Добавить в цитаты Настройки чтения

Страница 16 из 19



– Да убоится жена мужа своего, – огрызнулся Степан, поднимаясь с колен.

– Каждый да любит свою жену, как самого себя, – возразил Захарий. – Ты смотри, грех-то на душу не возьми.

Степан скрипнул зубами, ощущая, как в груди снова закручивается пульсирующим жаром клубок, произнес глухо:

– Грехи на нас обоих давят.

Захарий тотчас перестал улыбаться, ответил примирительно:

– Ну, полно тебе. Не серчай, Степушка. Иди с Богом домой. А дочка пусть у меня побудет, коли ей тут легче, – погладил Акулину по спутанным лохмам. – Легче со мной, касаточка?

– Легче, деда, – пролепетала она и положила голову на стариковские колени. Сердце Степана заныло, наполняясь ревностью, как ядом. Он закусил губу и, не глядя на дочь, буркнул:

– Ты девке голову морочь, да не заигрывайся. Ей не от тебя – от Слова живого легче!

– А пусть от Слова, – согласился Захарий. – Оно по жилам течет, как благословение Господне. Всяка тварь его чует и ему радуется. И птичка лесная, и гад ползучий. И даже ты, Степушка.

– И даже я, – эхом подхватил Степан и, помолчав, добавил: – Только одного не пойму, почему на тебя такая благодать сошла?

– Неисповедимы пути Господни! – закатил глаза Захарий, но в его голосе послышалась фальшь, и окатило омерзением, как волной. Степан уперся в стену ладонями, навис над стариком.

– А вот тут не лукавь! Ты об этих путях меньше моего слышал. А ходил по другим дорогам, все больше по кривым, и не с десницей исцеляющей, а с ножиком…

– Ну что ты, Степа? Что ты? – забормотал Захарий, и глаза его забегали, заюлили. – Я же для тебя и для Акулины твоей стараюсь! Господь-то меня уже наказал…

– До Господа далеко, – хрипло ответил Степан, – до солнца высоко. А я вот он. И слово мое, – он сжал кулак и потряс им перед посеревшим лицом Захария, – вот здесь! Не живое, не благодатное, но тоже сильное! И терять мне, Захар, сам знаешь – нечего!

Рядом тонко, по-девичьи пискнули. Степан опустил взгляд, и в груди защемило нежностью и обидой.

– Нечего, – повторил он и выпрямился. – Кроме Акулины…

Девочка обняла старика и разревелась.

– Злой ты, папка! – сквозь всхлипы забормотала она. – Уходи, уходи!
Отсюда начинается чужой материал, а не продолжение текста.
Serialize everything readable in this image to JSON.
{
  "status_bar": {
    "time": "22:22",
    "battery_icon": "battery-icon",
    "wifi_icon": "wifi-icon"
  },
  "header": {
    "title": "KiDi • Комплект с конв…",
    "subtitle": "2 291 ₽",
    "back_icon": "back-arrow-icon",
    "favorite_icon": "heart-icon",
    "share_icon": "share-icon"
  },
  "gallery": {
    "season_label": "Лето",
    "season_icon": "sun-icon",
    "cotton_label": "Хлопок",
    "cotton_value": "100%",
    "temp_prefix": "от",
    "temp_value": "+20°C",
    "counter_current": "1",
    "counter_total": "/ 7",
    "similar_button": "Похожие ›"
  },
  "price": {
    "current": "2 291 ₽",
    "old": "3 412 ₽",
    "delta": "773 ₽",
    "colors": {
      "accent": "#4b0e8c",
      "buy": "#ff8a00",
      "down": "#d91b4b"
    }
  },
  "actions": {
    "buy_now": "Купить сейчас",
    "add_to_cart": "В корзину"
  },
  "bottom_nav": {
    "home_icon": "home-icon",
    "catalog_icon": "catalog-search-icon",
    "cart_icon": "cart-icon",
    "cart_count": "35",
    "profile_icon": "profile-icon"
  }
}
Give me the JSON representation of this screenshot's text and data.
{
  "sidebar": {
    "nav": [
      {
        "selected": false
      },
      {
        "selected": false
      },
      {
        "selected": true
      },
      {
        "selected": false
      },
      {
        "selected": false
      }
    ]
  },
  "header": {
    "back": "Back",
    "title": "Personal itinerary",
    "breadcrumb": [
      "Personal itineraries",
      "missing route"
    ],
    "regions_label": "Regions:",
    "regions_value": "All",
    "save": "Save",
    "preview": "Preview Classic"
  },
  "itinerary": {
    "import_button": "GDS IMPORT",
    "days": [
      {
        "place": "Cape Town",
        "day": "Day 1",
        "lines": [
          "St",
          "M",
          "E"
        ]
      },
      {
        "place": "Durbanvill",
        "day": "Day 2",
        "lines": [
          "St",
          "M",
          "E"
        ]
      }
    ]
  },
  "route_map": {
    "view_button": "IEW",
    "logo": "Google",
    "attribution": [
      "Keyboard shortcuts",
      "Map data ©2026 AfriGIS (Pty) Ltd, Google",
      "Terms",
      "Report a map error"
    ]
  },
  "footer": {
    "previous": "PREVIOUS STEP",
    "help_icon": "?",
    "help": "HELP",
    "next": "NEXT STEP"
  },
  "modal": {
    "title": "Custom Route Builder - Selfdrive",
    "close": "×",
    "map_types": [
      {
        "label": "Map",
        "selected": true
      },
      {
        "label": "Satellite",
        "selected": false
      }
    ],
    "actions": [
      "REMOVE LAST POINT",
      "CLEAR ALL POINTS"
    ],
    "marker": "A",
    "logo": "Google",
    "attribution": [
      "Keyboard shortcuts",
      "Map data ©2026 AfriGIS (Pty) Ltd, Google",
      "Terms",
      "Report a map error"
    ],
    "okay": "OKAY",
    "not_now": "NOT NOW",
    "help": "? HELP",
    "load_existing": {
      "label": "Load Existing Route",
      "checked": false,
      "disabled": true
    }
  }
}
Степан обтер ладонью испарину, растерянно оглянулся, будто в поисках помощи. Но темные углы только щерились погасшими лучинами и молчали. Возились под полом мыши. Где-то взбрехивала собака. И Акулина плакала тихо, но горько, пряча лицо на груди старика.

– Ладно, – сказал наконец Степан, и Захарий вздохнул с облегчением, откинулся на бревенчатую стену. – Но прежде, чем уйду, еще одно скажу. Чужак в деревне объявился.

– Просящий?

– Кто разберет.

– Теряешь хватку, – качнул головой Захарий и обратился к девочке. – А ты, касаточка, что скажешь?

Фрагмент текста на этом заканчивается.